Furthermore, marine systems and defense activities connect the group to NATO procurement cycles and to broader geopolitical themes that many US investors track closely. Any large submarine or naval contract, whether in Canada, Europe or Asia-Pacific, can influence competitive dynamics for US defense prime contractors and their supply chains. Thyssenkrupp’s efforts in green hydrogen and low-carbon steel also intersect with global decarbonization investments where US utilities, energy majors and industrials are active partners or competitors.

For portfolio construction, thyssenkrupp can serve as a diversified industrial exposure with strong ties to European policy, energy transition programs and defense spending, while still being sensitive to US economic data and global interest rates through its capital-intensive operations. The stock may therefore be monitored alongside US-listed peers in steel, machinery and defense when assessing cyclical versus structural drivers in the global industrial complex.

Read more

Additional news and developments on the stock can be explored via the linked overview pages.

Mehr News zu dieser AktieInvestor Relations

Conclusion

thyssenkrupp AG is in the midst of one of the most far-reaching restructurings in Europe’s industrial sector. A better-than-expected Q2 operating result, the planned sale of the HKM stake, and strategic options for Materials Services show that management is actively reshaping the portfolio and tackling long-standing issues. At the same time, guidance for a sizeable net loss and negative free cash flow underscores that the turnaround is not yet complete.
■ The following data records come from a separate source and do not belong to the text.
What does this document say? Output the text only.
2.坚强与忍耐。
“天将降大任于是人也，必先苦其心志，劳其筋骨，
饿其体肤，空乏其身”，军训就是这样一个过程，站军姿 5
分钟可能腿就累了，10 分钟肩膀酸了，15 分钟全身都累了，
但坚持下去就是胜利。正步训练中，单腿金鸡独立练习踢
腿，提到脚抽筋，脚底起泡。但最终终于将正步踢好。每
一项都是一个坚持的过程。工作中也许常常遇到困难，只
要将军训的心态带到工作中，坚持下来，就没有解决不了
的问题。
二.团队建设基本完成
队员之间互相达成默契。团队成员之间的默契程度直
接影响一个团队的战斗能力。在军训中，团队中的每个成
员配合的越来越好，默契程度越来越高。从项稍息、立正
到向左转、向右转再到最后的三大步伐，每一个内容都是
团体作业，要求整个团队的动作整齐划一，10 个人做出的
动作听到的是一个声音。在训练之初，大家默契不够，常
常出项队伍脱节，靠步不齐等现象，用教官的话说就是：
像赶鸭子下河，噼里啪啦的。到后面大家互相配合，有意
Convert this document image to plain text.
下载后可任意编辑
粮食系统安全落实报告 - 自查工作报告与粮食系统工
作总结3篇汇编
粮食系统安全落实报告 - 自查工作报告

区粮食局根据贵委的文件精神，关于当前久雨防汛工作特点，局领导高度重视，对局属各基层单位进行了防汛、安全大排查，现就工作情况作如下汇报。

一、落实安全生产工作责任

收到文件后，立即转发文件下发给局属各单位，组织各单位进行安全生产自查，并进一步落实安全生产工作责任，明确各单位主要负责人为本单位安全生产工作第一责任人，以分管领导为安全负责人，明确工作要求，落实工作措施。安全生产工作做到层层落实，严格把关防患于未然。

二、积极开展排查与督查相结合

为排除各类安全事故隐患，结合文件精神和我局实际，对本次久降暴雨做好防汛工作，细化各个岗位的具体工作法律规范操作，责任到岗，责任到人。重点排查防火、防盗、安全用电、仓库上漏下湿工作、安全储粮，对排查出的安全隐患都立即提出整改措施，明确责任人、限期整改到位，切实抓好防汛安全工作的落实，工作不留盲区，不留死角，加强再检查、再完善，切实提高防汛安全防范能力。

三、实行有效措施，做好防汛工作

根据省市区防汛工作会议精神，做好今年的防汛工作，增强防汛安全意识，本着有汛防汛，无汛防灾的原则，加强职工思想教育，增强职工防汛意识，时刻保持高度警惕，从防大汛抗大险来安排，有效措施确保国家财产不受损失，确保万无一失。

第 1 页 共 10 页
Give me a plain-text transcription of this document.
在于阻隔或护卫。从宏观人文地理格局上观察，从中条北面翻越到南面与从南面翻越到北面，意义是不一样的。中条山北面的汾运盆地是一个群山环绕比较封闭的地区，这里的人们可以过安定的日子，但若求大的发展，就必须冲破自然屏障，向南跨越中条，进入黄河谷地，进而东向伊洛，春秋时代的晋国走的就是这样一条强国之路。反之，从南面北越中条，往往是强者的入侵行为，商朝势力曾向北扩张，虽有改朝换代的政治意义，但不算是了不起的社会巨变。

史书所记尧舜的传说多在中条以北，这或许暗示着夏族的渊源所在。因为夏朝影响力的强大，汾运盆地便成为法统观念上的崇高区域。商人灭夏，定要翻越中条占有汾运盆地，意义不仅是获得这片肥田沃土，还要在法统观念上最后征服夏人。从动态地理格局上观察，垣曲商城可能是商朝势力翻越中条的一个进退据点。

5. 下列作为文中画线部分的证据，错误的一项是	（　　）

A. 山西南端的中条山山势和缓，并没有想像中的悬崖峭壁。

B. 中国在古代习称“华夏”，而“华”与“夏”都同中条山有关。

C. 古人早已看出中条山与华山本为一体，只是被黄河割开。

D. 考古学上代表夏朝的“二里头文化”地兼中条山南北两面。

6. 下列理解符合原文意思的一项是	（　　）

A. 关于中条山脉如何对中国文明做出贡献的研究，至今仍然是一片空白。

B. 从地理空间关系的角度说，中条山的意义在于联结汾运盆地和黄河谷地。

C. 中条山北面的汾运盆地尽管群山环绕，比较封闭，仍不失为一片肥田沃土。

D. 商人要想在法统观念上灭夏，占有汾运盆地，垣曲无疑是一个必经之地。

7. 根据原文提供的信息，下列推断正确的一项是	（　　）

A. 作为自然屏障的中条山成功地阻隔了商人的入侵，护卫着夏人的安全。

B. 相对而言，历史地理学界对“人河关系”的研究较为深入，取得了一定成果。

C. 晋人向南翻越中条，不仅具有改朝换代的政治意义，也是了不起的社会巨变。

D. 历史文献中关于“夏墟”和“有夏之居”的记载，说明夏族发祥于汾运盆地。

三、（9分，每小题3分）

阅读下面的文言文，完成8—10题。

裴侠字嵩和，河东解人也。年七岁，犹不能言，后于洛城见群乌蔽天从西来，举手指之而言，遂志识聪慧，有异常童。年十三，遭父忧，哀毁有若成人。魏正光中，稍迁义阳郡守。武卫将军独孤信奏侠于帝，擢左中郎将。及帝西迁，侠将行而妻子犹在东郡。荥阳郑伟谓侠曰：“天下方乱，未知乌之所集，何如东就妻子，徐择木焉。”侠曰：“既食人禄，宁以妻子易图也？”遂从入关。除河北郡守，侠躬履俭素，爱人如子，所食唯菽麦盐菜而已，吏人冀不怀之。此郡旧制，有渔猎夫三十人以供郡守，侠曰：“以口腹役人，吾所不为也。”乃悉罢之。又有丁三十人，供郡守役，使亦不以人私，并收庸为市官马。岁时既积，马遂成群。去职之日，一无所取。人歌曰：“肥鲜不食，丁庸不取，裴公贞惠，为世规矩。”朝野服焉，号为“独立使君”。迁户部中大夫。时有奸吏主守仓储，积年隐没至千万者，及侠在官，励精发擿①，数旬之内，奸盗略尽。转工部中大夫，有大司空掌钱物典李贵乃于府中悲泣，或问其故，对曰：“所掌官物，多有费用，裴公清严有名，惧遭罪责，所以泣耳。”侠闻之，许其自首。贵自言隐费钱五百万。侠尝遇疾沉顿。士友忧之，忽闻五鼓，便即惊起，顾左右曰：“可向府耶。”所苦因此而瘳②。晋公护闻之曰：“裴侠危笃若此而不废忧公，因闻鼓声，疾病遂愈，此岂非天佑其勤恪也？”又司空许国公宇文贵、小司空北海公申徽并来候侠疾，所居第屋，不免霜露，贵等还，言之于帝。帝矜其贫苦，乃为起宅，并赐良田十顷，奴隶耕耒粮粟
Marine systems and potential defense contracts, along with exposure to green hydrogen through nucera, offer structural upside, while the core materials and steel businesses remain sensitive to the economic cycle and regulatory decisions. For both German and US investors, the stock combines cyclical industrial risk with long-term transformation themes in energy, defense and decarbonization. How effectively thyssenkrupp executes its portfolio moves over the next few years will likely determine whether the recent share price strength proves sustainable.

Disclaimer: This article does not constitute investment advice. Stocks are volatile financial instruments.